As of now, weed companies bring in big bags of cash to pay for their taxes, but this doesn’t give government agencies much of an ability to verify the accuracy of the amount owed. The Board of Equalization was approved to collect taxes from medical dispensaries as far back as 2006, which proved difficult for this exact reason. When Ma was appointed to the Board of Equalization in 2015, she made it her mission to not only find out just how much sales tax they were collecting from dispensaries, but also to understand why the whole process was so unorganized.
“Most notably, anybody who was in the business and anybody accepting money or clients from this industry could be liable for money laundering. So until recently, there weren’t many accountants, bookkeepers, payroll agencies or lawyers willing to work with cannabis companies that educated them on California law,” Ma explains. “Banking access was the big elephant in the room.”
For the past three years, Ma has attempted to figure out how to bank the industry in California, “whether that meant working with the federal government or working around the federal government.” And while federal agencies put the responsibility on Congress to change the laws, the attempts to change this at the congressional level have all failed.
A Much-Needed Legal Solution
Meanwhile, in just a matter of months after legalization, California has the biggest legal cannabis industry in the world. According to Business Insider, “the market is expected to hit $3.7 billion by the end 2018, and that number will increase to over $5 billion in 2019.” And while Colorado is the pioneer when it comes to statewide recreational weed programs, the California cannabis industry generated about a billion and a half more dollars in revenue than Colorado’s in just a few months. Basically, the businesses are smaller in Colorado, which has made the banking and tax-collecting issue less of a problem than in the Golden State.

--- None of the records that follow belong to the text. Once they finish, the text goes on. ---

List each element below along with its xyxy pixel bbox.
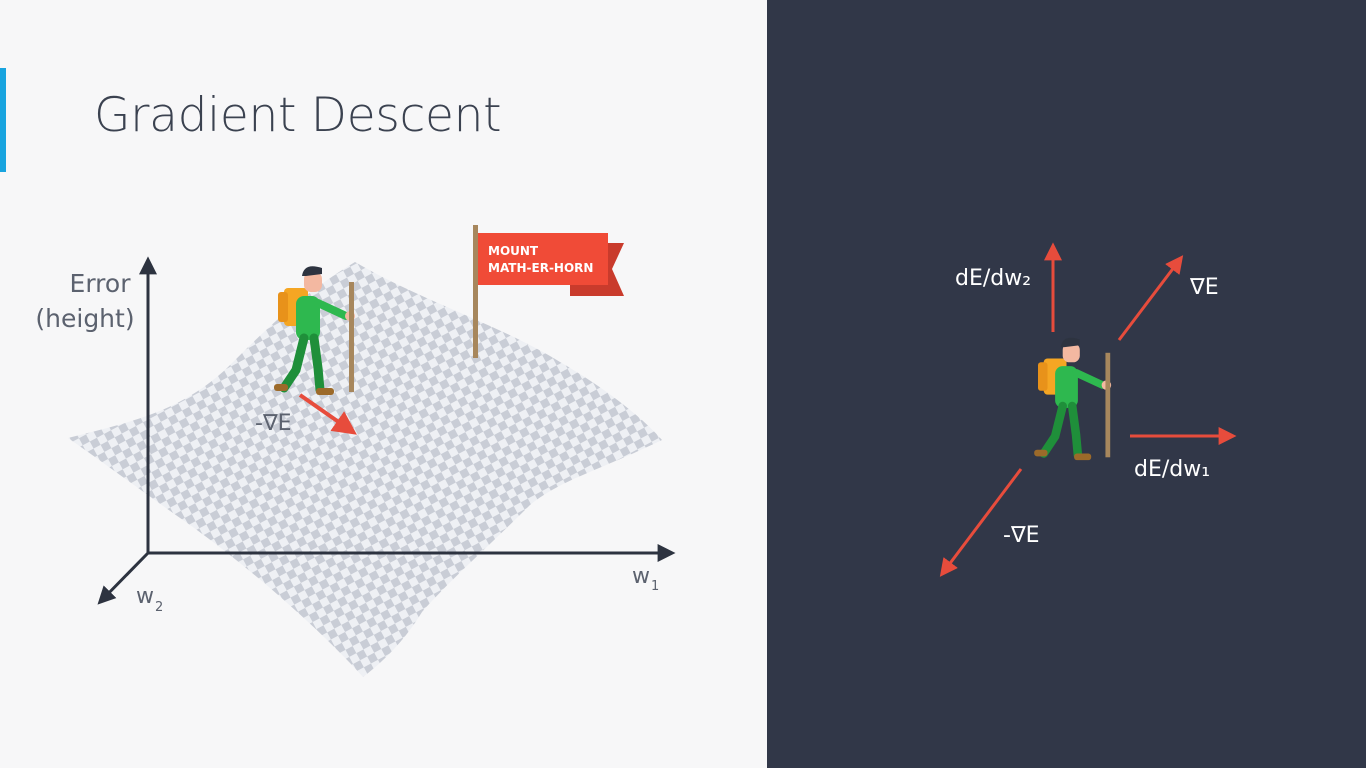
x-axis-label: w xyxy=(632,564,650,589)
z-axis xyxy=(97,551,150,605)
y-axis-label-error: Error xyxy=(70,269,132,298)
flag-pole xyxy=(473,225,478,358)
hiker-right xyxy=(1034,338,1111,460)
flag-text-line1: MOUNT xyxy=(488,244,539,258)
neg-gradient-label-right: -∇E xyxy=(1003,523,1040,548)
flag-banner xyxy=(478,233,608,285)
neg-gradient-label-left: -∇E xyxy=(255,411,292,436)
gradient-arrow xyxy=(1117,255,1184,341)
de-dw2-label: dE/dw₂ xyxy=(955,266,1031,291)
accent-bar xyxy=(0,68,6,172)
z-axis-label: w xyxy=(136,584,154,609)
slide-title: Gradient Descent xyxy=(94,88,502,143)
neg-gradient-arrow-right xyxy=(939,468,1023,577)
neg-gradient-arrow-left xyxy=(298,393,357,435)
z-axis-subscript: 2 xyxy=(155,600,163,615)
flag-text-line2: MATH-ER-HORN xyxy=(488,261,593,275)
de-dw1-label: dE/dw₁ xyxy=(1134,457,1210,482)
x-axis-subscript: 1 xyxy=(651,579,659,594)
gradient-label: ∇E xyxy=(1189,275,1219,300)
y-axis-label-height: (height) xyxy=(35,304,134,333)
error-surface xyxy=(68,262,662,677)
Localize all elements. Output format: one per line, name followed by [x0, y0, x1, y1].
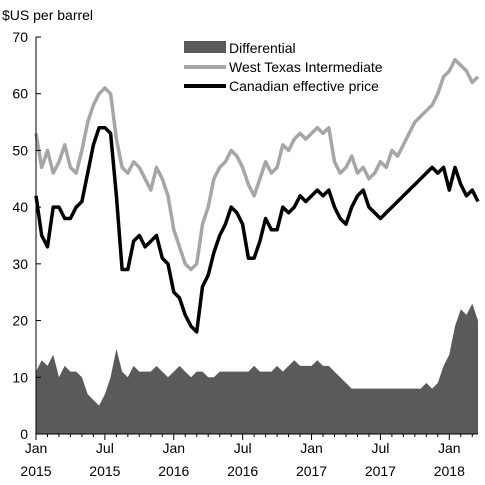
x-tick-label-year: 2016 [227, 463, 258, 479]
x-tick-label-month: Jul [234, 440, 252, 456]
legend: Differential West Texas Intermediate Canad… [184, 40, 383, 94]
y-tick-label: 20 [12, 313, 28, 329]
legend-label: West Texas Intermediate [229, 59, 383, 75]
y-axis-unit-label: $US per barrel [2, 7, 93, 23]
series-wti-line [34, 57, 480, 272]
legend-label: Differential [229, 40, 296, 56]
y-tick-label: 60 [12, 86, 28, 102]
x-tick-label-year: 2018 [434, 463, 465, 479]
y-tick-label: 70 [12, 29, 28, 45]
x-tick-label-year: 2015 [89, 463, 120, 479]
x-tick-label-year: 2017 [365, 463, 396, 479]
axes: 0 10 20 30 40 50 60 70 Jan 2015 Jul 2015 Jan 2016 Jul 2… [12, 29, 478, 479]
x-tick-label-month: Jul [371, 440, 389, 456]
legend-swatch-differential [184, 41, 226, 53]
price-lines-layer [34, 57, 480, 334]
x-tick-label-year: 2017 [296, 463, 327, 479]
series-canadian-price-line [34, 125, 480, 334]
x-tick-label-month: Jan [438, 440, 461, 456]
legend-label: Canadian effective price [229, 78, 379, 94]
x-tick-label-year: 2015 [20, 463, 51, 479]
y-tick-label: 40 [12, 199, 28, 215]
y-tick-label: 50 [12, 142, 28, 158]
x-tick-label-month: Jul [96, 440, 114, 456]
differential-area-layer [36, 303, 478, 434]
y-tick-label: 0 [20, 426, 28, 442]
y-tick-label: 30 [12, 256, 28, 272]
x-tick-label-month: Jan [300, 440, 323, 456]
x-tick-label-month: Jan [25, 440, 48, 456]
y-tick-label: 10 [12, 369, 28, 385]
series-differential-area [36, 303, 478, 434]
x-tick-label-year: 2016 [158, 463, 189, 479]
x-tick-label-month: Jan [162, 440, 185, 456]
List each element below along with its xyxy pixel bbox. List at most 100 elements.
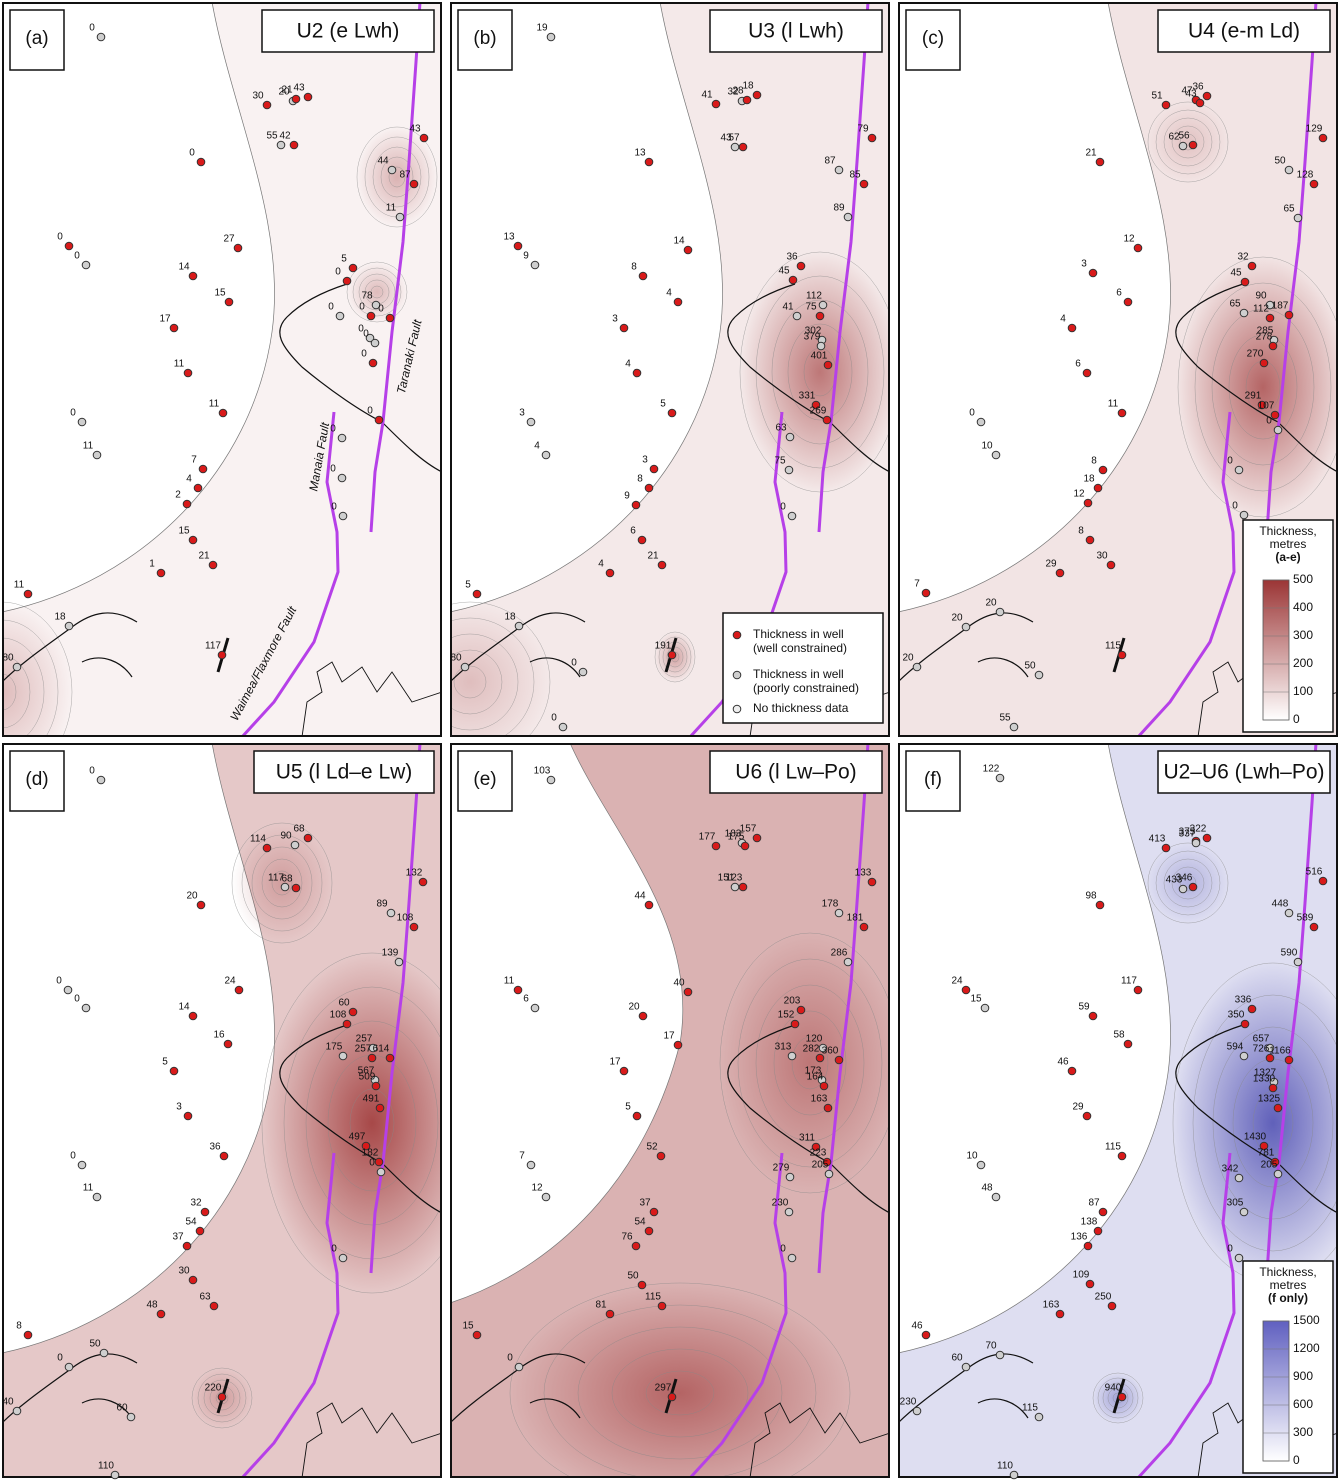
well-value: 75 (805, 302, 817, 313)
well-value: 726 (1253, 1044, 1270, 1055)
well-value: 285 (1257, 326, 1274, 337)
well-value: 375 (1179, 827, 1196, 838)
well-value: 0 (335, 267, 341, 278)
well-constrained (375, 1103, 385, 1113)
well-constrained (374, 1157, 384, 1167)
well-constrained (740, 841, 750, 851)
well-value: 21 (647, 551, 659, 562)
well-value: 30 (178, 1266, 190, 1277)
contour (1097, 1377, 1139, 1419)
fault (369, 743, 422, 1274)
well-constrained (1083, 1241, 1093, 1251)
well-poor (546, 775, 556, 785)
well-value: 68 (293, 824, 305, 835)
well-value: 12 (1123, 234, 1135, 245)
well-constrained (1123, 297, 1133, 307)
well-poor (1234, 1253, 1244, 1263)
well-constrained (711, 99, 721, 109)
well-poor (335, 311, 345, 321)
well-poor (1239, 1051, 1249, 1061)
well-constrained (822, 1157, 832, 1167)
well-value: 11 (1108, 399, 1119, 410)
contour (1092, 1372, 1144, 1424)
well-constrained (637, 1280, 647, 1290)
well-constrained (921, 1330, 931, 1340)
contour (771, 299, 869, 445)
well-constrained (1055, 568, 1065, 578)
well-value: 20 (186, 891, 198, 902)
well-poor (77, 417, 87, 427)
well-value: 5 (341, 254, 347, 265)
well-poor (92, 1192, 102, 1202)
contour (2, 637, 45, 737)
well-value: 491 (363, 1094, 380, 1105)
well-constrained (342, 1019, 352, 1029)
contour (1171, 125, 1205, 159)
well-value: 45 (1230, 268, 1242, 279)
contour (261, 952, 442, 1294)
well-poor (514, 621, 524, 631)
well-constrained (823, 1103, 833, 1113)
well-value: 164 (807, 1072, 824, 1083)
well-poor (386, 908, 396, 918)
well-constrained (1095, 900, 1105, 910)
well-value: 3 (642, 455, 648, 466)
panel: (e) U6 (l Lw–Po) (450, 743, 890, 1478)
thickness-belt (898, 2, 1338, 737)
legend-text: No thickness data (753, 701, 849, 715)
well-value: 11 (174, 359, 185, 370)
well-value: 70 (985, 1341, 997, 1352)
well-constrained (1123, 1039, 1133, 1049)
well-value: 322 (1190, 824, 1207, 835)
panel-frame (2, 743, 442, 1478)
well-value: 7 (191, 455, 197, 466)
well-value: 109 (1073, 1270, 1090, 1281)
well-value: 18 (504, 612, 516, 623)
well-value: 346 (1176, 873, 1193, 884)
well-value: 360 (822, 1046, 839, 1057)
well-constrained (233, 243, 243, 253)
panel: (d) U5 (l Ld–e Lw) (2, 743, 442, 1478)
well-value: 136 (1071, 1232, 1088, 1243)
well-constrained (605, 568, 615, 578)
panel-title: U4 (e-m Ld) (1188, 20, 1300, 43)
colorbar-tick-label: 200 (1293, 656, 1313, 670)
well-constrained (752, 833, 762, 843)
well-poor (64, 621, 74, 631)
well-value: 11 (386, 203, 397, 214)
well-constrained (1309, 179, 1319, 189)
well-value: 87 (824, 156, 836, 167)
well-value: 29 (1045, 559, 1057, 570)
colorbar-title: (f only) (1268, 1291, 1308, 1305)
well-constrained (1202, 91, 1212, 101)
well-poor (1178, 884, 1188, 894)
contour (2, 601, 73, 737)
title-box (709, 9, 883, 53)
well-value: 115 (1105, 641, 1121, 652)
well-constrained (667, 650, 677, 660)
well-constrained (1106, 560, 1116, 570)
well-constrained (385, 313, 395, 323)
well-value: 5 (162, 1057, 168, 1068)
well-value: 76 (621, 1232, 633, 1243)
well-value: 589 (1297, 913, 1314, 924)
well-value: 128 (1297, 170, 1314, 181)
coastline (279, 283, 442, 473)
panel-letter: (d) (25, 769, 48, 790)
well-value: 60 (338, 998, 350, 1009)
contour (370, 285, 384, 299)
well-constrained (1098, 465, 1108, 475)
well-poor (730, 142, 740, 152)
well-value: 80 (450, 653, 462, 664)
well-value: 120 (806, 1034, 823, 1045)
well-constrained (169, 323, 179, 333)
well-constrained (303, 833, 313, 843)
well-poor (995, 1350, 1005, 1360)
well-constrained (1188, 140, 1198, 150)
well-value: 269 (810, 406, 827, 417)
well-constrained (218, 408, 228, 418)
well-value: 11 (209, 399, 220, 410)
well-value: 65 (1283, 204, 1295, 215)
well-value: 0 (359, 302, 365, 313)
contour (261, 858, 303, 908)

Enter SB930, the California bill Ma co-sponsors alongside State Sen. Bob Hertzberg (D-Van Nuys). SB930 is the first bill of its kind in the country, and, if ratified, it would create a closed-loop state banking system that would allow state-chartered financial institutions to apply for a special cannabis license — allowing them to bank the industry. “It would be a limited-purpose account, meaning you could use it to pay your state taxes, other vendors and your landlord,” Ma says. “And if you want to earn some investment return on your money, you’d be able to buy California bonds.”
Since the SB930 legislation was introduced in February, it has been approved by multiple committees. The bill has bipartisan support and awaits final approval from the Assembly Appropriations Committee. Legislators involved expect this to happen during the first two weeks of August, after their summer recess. This is the last stop before the bill goes to the Assembly Floor, and if it passes both, its next stop will be the governor’s desk for signature. “The bill is moving. If the governor signs it, I believe at least 30 states will be proposing similar legislation this year, maybe even more depending on what cannabis initiatives end up on the ballot,” Ma says.
“It’s funny that there is much emphasis on wanting cannabis delivery drivers to be safe and limiting the amount of cannabis and cash they could carry on them,” Matthew Gerson, founder of Foria, an L.A.-based company that makes personal lubricants with both CBD and THC as well as a new line of CBD vaporizer pens. “The irony is that if they really wanted everyone to be safe, they would allow us to put the money in the bank.”